People with celiac disease, which is a very serious and very real condition, react to gluten in a way that damages the lining of their small intestine, leading to digestive symptoms like bloating, diarrhea and malabsorption of nutrients. However, celiac disease is not the same thing as having a wheat sensitivity, or choosing to go “Gluten-Free,” because wheat sensitivities are not always related to gluten.
“Some people with irritable bowel syndrome are intolerant to the carbohydrate portions of wheat called oligosaccharides. But the majority of us are totally okay to consume wheat and gluten,” says Denise Barratt, MS, RDN, a nutrition consultant and blogger in Asheville, North Carolina, and the author of Farm Fresh Nutrition (vineripenutrition.com). Barratt says gluten-free products may have less iron, fiber and B vitamins, so reconsider switching unless you need to avoid gluten for serious health and/or medical reasons.

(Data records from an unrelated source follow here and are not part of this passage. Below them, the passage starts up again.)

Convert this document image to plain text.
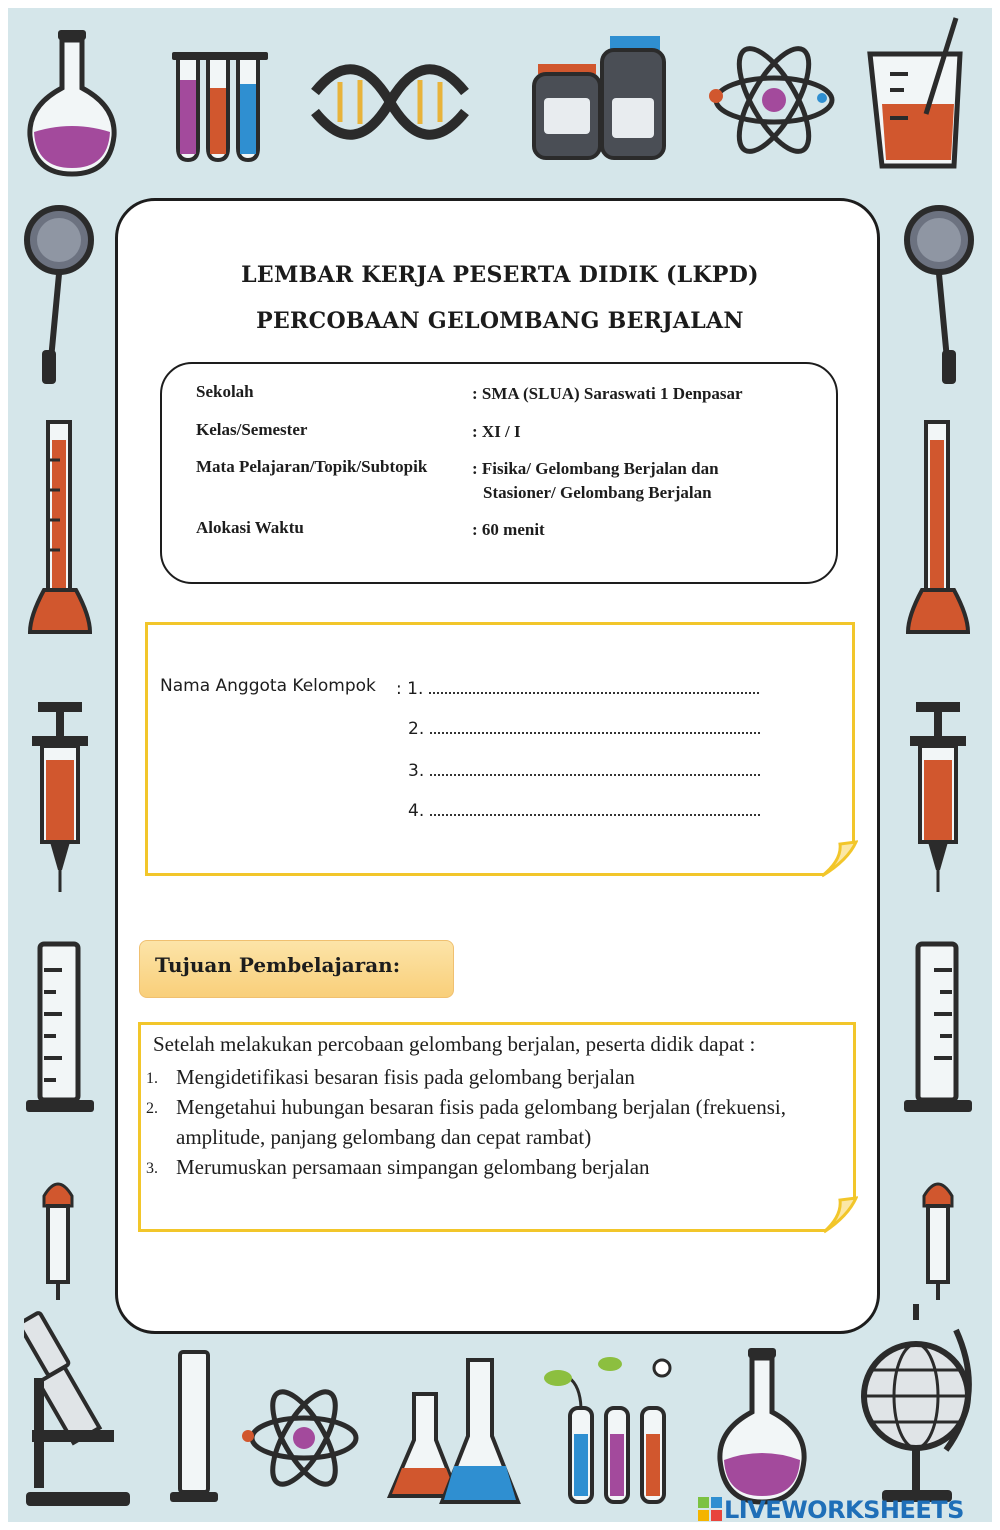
LEMBAR KERJA PESERTA DIDIK (LKPD)
PERCOBAAN GELOMBANG BERJALAN
Sekolah	: SMA (SLUA) Saraswati 1 Denpasar
Kelas/Semester	: XI / I
Mata Pelajaran/Topik/Subtopik	: Fisika/ Gelombang Berjalan dan Stasioner/ Gelombang Berjalan
Alokasi Waktu	: 60 menit
Nama Anggota Kelompok : 1.
2.
3.
4.
Tujuan Pembelajaran:
Setelah melakukan percobaan gelombang berjalan, peserta didik dapat :
1. Mengidetifikasi besaran fisis pada gelombang berjalan
2. Mengetahui hubungan besaran fisis pada gelombang berjalan (frekuensi, amplitude, panjang gelombang dan cepat rambat)
3. Merumuskan persamaan simpangan gelombang berjalan
LIVEWORKSHEETS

On the other hand, do Americans tend to overeat white bread, pizza, cakes, cookies and other less healthy sources of gluten? Yes, we certainly do. Is it the gluten that makes these foods unhealthy? Not for most people! The message shouldn’t be to avoid gluten; it should be to choose more nutrient-dense breads made with whole-grain flours and, especially, more intact whole grains like barley and quinoa, which don’t raise blood sugar as much.
Key Tip: Don’t avoid gluten unless you have celiac disease or another medical condition. Avoid white bread, pizza, cakes, cookies and other less healthy sources of gluten, but eat more nutrient-dense breads made with whole-grain flours and intact whole grains like barley and quinoa.